В этом же месяце председателем Гостелерадио СССР, мощнейшей пропагандистской машины режима, назначается Леонид Кравченко — известный борец с демократами, заявивший при вступлении в новую должность: «Я пришел, чтобы выполнить волю Президента». До этого Кравченко возглавлял Телеграфное Агентство Советского Союза (ТАСС) — общепризнанную «крышу» КГБ за рубежом.

14 ноября Горбачеву звонит по телефону Лукьянов. Предупреждает: депутаты программой Шаталина — Явлинского недовольны.{84}

17 ноября. Ночь. Заседает Политбюро ЦК КПСС, на которое вызывается Горбачев.{85} Утром на сессии парламента он требует возложения на себя чрезвычайных полномочий. Получает. О программе «500 дней» уже даже не вспоминают.

Декабрь. По Центральному телевидению выступает Председатель КГБ СССР Владимир Крючков, который недвусмысленно дает понять, в чьих руках власть в стране[72].{86}

Декабрь. Четвертый съезд народных депутатов СССР. Демократы на нем в очевидном меньшинстве.
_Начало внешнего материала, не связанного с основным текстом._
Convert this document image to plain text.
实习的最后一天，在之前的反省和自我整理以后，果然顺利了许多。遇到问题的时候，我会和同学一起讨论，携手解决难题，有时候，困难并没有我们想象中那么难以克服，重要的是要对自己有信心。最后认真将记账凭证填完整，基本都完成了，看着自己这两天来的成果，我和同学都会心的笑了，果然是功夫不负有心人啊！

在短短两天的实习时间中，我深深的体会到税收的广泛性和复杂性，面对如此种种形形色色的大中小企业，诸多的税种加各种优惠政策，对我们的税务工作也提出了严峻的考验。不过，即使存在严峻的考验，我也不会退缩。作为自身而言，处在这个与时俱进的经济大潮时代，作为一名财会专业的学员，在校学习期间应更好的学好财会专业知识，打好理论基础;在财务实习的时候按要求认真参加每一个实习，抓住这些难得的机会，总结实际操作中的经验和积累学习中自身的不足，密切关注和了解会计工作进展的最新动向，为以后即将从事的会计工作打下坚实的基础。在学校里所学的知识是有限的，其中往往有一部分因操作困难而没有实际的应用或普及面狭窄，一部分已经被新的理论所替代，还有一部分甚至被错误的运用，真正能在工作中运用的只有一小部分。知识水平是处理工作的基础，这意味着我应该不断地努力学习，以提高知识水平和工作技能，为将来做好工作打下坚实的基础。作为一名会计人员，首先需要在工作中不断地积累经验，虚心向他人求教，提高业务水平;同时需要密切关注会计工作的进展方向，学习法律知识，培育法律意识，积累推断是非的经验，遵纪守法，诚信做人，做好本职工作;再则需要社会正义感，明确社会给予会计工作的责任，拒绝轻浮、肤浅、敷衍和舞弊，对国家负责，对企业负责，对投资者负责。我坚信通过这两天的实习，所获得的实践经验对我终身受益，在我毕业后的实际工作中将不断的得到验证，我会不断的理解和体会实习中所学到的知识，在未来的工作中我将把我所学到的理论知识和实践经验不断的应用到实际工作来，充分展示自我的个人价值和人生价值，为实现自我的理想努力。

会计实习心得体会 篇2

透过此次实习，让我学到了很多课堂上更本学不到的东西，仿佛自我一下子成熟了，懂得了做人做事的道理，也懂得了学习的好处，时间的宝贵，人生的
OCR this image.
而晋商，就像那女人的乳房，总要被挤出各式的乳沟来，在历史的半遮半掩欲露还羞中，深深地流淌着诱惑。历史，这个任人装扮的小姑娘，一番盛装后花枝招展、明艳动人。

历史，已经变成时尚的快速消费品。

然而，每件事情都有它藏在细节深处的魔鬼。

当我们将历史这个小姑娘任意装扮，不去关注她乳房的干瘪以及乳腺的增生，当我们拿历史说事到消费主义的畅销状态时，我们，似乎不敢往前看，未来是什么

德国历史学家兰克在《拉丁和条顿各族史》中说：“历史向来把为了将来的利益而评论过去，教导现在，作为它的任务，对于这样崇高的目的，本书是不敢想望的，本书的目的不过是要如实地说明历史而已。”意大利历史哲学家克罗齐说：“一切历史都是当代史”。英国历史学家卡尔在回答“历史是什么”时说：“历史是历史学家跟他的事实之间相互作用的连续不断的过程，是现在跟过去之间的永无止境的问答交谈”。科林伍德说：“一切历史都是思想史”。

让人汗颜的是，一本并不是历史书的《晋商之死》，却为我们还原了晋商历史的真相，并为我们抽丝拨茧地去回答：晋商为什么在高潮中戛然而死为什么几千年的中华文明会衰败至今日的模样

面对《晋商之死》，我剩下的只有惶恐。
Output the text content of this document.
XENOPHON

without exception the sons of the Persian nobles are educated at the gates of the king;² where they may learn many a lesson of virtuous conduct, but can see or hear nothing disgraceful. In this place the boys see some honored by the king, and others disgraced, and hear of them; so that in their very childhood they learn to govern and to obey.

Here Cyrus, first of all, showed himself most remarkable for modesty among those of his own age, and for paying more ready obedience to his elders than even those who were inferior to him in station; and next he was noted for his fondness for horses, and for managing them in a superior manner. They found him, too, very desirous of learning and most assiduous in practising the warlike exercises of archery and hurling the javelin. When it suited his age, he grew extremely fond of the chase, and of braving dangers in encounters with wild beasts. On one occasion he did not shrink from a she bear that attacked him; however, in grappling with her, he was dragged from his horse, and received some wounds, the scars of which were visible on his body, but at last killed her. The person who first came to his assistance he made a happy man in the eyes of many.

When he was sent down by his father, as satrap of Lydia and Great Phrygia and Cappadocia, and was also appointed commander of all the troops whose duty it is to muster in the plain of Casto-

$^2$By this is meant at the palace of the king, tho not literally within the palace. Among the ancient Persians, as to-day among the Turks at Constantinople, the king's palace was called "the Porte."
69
Тон задают лидеры депутатской группы «Союз» — полковники Петрушенко и Алкснис. «Союз» выступает за сохранение империи и защиту русскоязычного населения в республиках. Уже известно: Председатель ВС Анатолий Лукьянов является горячим приверженцем, если не создателем группы. Не скрывает этого и Председатель КГБ Владимир Крючков. Он заявляет: «Звучат опасения, что если сегодня пойти на решительные действия по наведению порядка, то надо заведомо согласиться с тем, что прольется кровь… А разве кровь уже не льется?.. Никого не хочу запугать, но Комитет госбезопасности убежден, что, если развитие ситуации в нашей стране пойдет и далее в таком же ключе, нам не избежать более серьезных и тяжелых по своим последствиям социально-политических потрясений. Речь идет о том, чтобы уйти от жертв, предупредить новые».{87} Эдуард Шеварднадзе на съезде подает в отставку. Горбачев отставку без видимых усилий принимает. Группа «Союз» ликует — это и ее победа. Шеварднадзе предупреждает: «Наступает диктатура»…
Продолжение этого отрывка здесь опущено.